Binar di mata ayahnnya meredup. "Sifatmu persis Mamamu. Tidak sabar."

"Mama tirimu─" Ayahnya melirik ragu pada Della sebelum melanjutkan ucapannya yang terputus. "Dia menikah dengan Papa, jadi dia juga Mamamu."

Della berdecak.

"Dia pergi." Ayahnya mengusap wajah dengan kasar. "Dia meninggalkan Papa."

Detik-detik bergulir dalam keheningan yang terasa panjang. Setidaknya, bagi Della.

Della mengigit ujung lidahnya yang terasa gatal. "Apa Anda mencintai dia?"

"Sangat." Ayahnya menunduk dalam. "Papa rela meninggalkan kalian demi dia."

Della tersenyum. Getir. "Sekarang apa yang Anda rasakan? Sedih?"

Pria itu terdiam. Lama. Seolah pertanyaan yang diajukan Della berasal dari kertas ujian.

"Lebih dari itu," jawab ayahnya pada akhirnya. "Papa merasa kacau. Apalagi saat ini, usaha Papa sedang menurun karena ditipu karyawan. Dan Mama tirimu ternyata memiliki utang besar atas nama Papa."

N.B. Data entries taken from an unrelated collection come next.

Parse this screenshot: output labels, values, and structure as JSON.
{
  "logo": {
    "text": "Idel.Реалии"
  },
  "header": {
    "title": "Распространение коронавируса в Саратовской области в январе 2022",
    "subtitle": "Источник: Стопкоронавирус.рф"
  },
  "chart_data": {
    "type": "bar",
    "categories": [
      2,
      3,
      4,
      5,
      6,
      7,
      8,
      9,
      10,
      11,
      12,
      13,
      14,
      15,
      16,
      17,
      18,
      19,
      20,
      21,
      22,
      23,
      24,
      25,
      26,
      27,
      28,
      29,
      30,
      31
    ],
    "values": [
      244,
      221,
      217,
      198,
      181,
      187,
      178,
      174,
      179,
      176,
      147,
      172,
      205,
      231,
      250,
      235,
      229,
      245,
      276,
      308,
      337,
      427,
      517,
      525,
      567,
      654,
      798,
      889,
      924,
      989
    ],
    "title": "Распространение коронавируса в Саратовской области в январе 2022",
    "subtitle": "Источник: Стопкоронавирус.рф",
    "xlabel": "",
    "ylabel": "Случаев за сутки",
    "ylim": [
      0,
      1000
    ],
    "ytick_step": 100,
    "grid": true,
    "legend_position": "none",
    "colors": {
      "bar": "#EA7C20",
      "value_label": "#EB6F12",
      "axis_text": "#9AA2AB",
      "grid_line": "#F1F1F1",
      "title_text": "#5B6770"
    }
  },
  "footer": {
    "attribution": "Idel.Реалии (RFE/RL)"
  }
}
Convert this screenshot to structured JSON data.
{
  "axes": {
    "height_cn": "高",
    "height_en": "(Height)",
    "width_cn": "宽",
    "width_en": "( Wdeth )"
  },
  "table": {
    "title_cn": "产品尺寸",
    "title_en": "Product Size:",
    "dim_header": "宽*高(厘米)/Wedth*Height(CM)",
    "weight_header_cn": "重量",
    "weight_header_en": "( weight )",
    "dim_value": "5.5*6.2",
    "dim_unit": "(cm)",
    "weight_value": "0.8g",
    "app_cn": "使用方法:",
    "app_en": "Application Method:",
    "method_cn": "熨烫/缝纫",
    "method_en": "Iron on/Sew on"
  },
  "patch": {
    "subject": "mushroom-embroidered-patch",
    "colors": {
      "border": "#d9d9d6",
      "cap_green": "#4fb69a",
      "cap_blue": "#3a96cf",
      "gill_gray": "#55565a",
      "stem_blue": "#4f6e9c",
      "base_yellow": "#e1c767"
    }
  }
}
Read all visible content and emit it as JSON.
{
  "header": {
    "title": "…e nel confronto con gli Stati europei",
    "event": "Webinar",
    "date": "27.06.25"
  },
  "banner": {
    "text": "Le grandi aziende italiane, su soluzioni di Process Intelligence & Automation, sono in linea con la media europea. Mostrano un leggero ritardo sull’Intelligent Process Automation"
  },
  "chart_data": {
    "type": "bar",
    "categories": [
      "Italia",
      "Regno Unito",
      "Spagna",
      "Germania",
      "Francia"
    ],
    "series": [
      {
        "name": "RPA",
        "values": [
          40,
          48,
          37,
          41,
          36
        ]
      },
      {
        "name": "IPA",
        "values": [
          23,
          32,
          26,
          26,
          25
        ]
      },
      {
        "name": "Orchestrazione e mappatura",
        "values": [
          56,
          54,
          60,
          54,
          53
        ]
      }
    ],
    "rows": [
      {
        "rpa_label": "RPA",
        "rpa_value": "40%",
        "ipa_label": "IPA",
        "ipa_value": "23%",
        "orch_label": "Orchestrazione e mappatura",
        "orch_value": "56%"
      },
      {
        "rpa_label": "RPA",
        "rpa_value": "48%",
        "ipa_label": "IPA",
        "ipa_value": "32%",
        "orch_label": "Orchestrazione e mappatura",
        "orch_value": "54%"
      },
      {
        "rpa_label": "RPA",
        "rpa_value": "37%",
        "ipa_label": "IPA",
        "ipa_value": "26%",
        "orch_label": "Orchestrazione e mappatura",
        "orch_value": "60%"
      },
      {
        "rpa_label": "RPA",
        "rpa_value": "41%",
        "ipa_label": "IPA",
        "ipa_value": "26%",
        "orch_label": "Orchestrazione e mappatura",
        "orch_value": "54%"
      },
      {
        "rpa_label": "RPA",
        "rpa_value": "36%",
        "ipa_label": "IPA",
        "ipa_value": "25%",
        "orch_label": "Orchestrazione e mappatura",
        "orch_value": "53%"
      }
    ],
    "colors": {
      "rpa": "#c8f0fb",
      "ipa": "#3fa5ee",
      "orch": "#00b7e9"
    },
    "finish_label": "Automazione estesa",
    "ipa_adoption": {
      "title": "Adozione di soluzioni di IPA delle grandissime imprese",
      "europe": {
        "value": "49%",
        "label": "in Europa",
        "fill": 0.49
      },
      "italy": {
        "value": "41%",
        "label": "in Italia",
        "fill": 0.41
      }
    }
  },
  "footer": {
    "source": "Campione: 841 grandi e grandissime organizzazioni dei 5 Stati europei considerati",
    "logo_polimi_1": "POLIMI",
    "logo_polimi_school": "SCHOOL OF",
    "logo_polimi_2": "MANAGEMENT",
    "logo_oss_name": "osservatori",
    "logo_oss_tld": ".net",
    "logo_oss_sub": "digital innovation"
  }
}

Kepala Della menganggut-anggut, paham ke mana arah pembicaraan ini. Ia mengangkat tangan hingga waitress berseragam nuansa pelangi menghampirinya. Bukan kopi atau teh yang ia minta, melainkan kertas dan pulpen.

Kebingungan merambati wajah ayahnya. Bahkan ketika Della meletakkan alat tulis itu ke hadapannya.

"Tulis nomor dan rekening Anda di sini," pinta Della.

Ayahnya menurut.

"Berapa yang Anda butuhkan?" tanya Della sambil menyimpan kertas itu ke dalam saku celananya.

"300... eh, 100 juta saja cukup," ujar ayahnya. "Dan cobalah untuk memanggilku 'papa'. Kita bisa memperbaiki semua dari awal."

Lagi-lagi, Della membuang napas panjang. Ia bangkit dari duduknya. Ayahnya mengikuti gerakan itu.

"Kau mau ke mana?" Ayahnya mencengkeram pergelangan tangan Della.

"Minggu depan pengacara yang akan mengurus ini semua."

"Pengacara?" Ayahnya mendelik. Terkejut. Genggamannya di tangan Della mengetat. "Kau mau menuntut Papa kandungmu sendiri?"

Della menggeleng. Ia menarik tangannya dari cengkeraman telapak tangan yang terasa kasar itu. "Papa harus menandatangani surat perjanjian."

"Kau tidak percaya pada Papamu sendiri? Papa pasti kembalikan uangmu."

"Anda boleh ambil uangnya, tapi tolong jangan temui saya lagi," ucap Della, dingin.

Lemas, kedua tangan ayahnya terkulai di sisi tubuh.

"Permisi."

Della baru akan melangkah saat tiba-tiba ia mendengar gumaman ayahnya.

"Mamamu membesarkanmu dengan buruk. Tidak menyesal aku meninggalkan kalian─"

"Tolong berhenti bicara buruk tentang ibu saya kalau Anda masih butuh uangnya."

"Memang benar, kan? Mamamu ridak mengajarimu cara menghormati papa."

"Anda sendiri apa pernah hadir sebagai ayah dalam hidup saya?" Della menatap turun pada pria itu. "Selama hidup saya, Anda tidak pernah ada. Dan akan begitu untuk seterusnya."